It was only a matter of time before someone would get fired over Pokémon Go, the new mobile game that’s sweeping the world. Call me a sadist, but I’ve been eagerly awaiting stories to roll in for the sole purpose of reporting them in HRSBT. While this one particular employee wasn’t fired over the game itself, he did land in some pretty hot water over social media posts regarding the “availability” of the game in Singapore.
According to Mashable.com, an Australian working in Singapore—as the vice president of digital marketing for 99.co—is on blast over some comments he made on Facebook. The man’s social media posts can be found here, but the choice words are better left unrepeated. The general gist is the man called Singapore names because the country didn’t have the Pokémon Go app available yet, while it was already available in the United States and Australia.

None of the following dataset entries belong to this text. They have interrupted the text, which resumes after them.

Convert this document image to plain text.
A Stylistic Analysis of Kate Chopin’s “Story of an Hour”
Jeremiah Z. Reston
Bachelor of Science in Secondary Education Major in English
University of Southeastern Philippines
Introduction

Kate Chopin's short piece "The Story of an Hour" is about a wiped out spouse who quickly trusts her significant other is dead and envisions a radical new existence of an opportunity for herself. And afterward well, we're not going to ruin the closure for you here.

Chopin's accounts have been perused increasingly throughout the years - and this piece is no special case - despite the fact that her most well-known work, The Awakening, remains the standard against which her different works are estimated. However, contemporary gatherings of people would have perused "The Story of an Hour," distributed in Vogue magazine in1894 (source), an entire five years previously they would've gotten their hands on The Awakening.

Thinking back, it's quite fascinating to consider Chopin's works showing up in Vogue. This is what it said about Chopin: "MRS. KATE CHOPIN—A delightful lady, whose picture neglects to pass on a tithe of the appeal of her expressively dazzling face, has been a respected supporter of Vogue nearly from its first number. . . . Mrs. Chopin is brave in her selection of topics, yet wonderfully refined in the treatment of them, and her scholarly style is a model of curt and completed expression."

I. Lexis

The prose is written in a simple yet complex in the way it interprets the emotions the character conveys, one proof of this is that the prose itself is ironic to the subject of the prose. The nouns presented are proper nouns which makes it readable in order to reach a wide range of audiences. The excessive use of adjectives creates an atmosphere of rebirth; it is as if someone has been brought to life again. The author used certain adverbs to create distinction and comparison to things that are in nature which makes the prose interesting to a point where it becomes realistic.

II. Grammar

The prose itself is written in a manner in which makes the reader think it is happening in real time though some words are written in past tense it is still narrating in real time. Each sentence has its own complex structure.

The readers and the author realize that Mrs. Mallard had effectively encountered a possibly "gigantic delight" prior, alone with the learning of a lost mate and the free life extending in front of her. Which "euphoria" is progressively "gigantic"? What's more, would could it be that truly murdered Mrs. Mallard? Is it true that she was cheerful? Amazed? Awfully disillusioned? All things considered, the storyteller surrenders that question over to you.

Upset over the man’s comments—and in true social media fashion—Facebook users started a witch hunt and discovered where the man was employed. Facebook users then proceeded to bash the company; leaving messages regarding its employment practices and threatening boycotts of the company. 99.co’s CEO, Darius Cheung, responded to the complaints on the company’s blog, saying:
“an SEO specialist, started consulting with us last monday, he has been a consultant with us for about a week when this incident happened … We are a proud Singaporean company and we do not condone such language or behaviour, we have terminated his engagement with us immediately, as soon as the incident came to our attention”
The man reached out to Mashable with a statement: “It was a d*ck move on my behalf and a very big error in judgement to negatively label an entire country over Pokémon. It was very wrong of me to rage like that.” He continued by saying, “However in my defense, I was racially vilified for not being a ‘white’ Australian. It was disappointing the lengths Singaporeans went at to attack me and deny any chance of making amends for my actions.” Mashable asked the man if he had any intentions of getting his job back, but the man replied that he had parted ways with 99.co and would appreciate it if everyone could stop their witch hunt and leave the company alone, adding “bombarding them with threats isn’t helping.”
Pokémon Go doesn’t seem like it’s going away anytime soon, so employers best beware and review policies related to attendance and smartphone usage. Philippe Weiss, a Chicago-based lawyer and managing director of Seyfarth Shaw at Work, offers this tip to employers: “use the power of your policies—remind everyone at work about your electronic device policy and ask that smart phones be turned off at all meetings. Don’t cede your power to the Pokémon.” In this instance, a review of your social media policies may be of importance as well!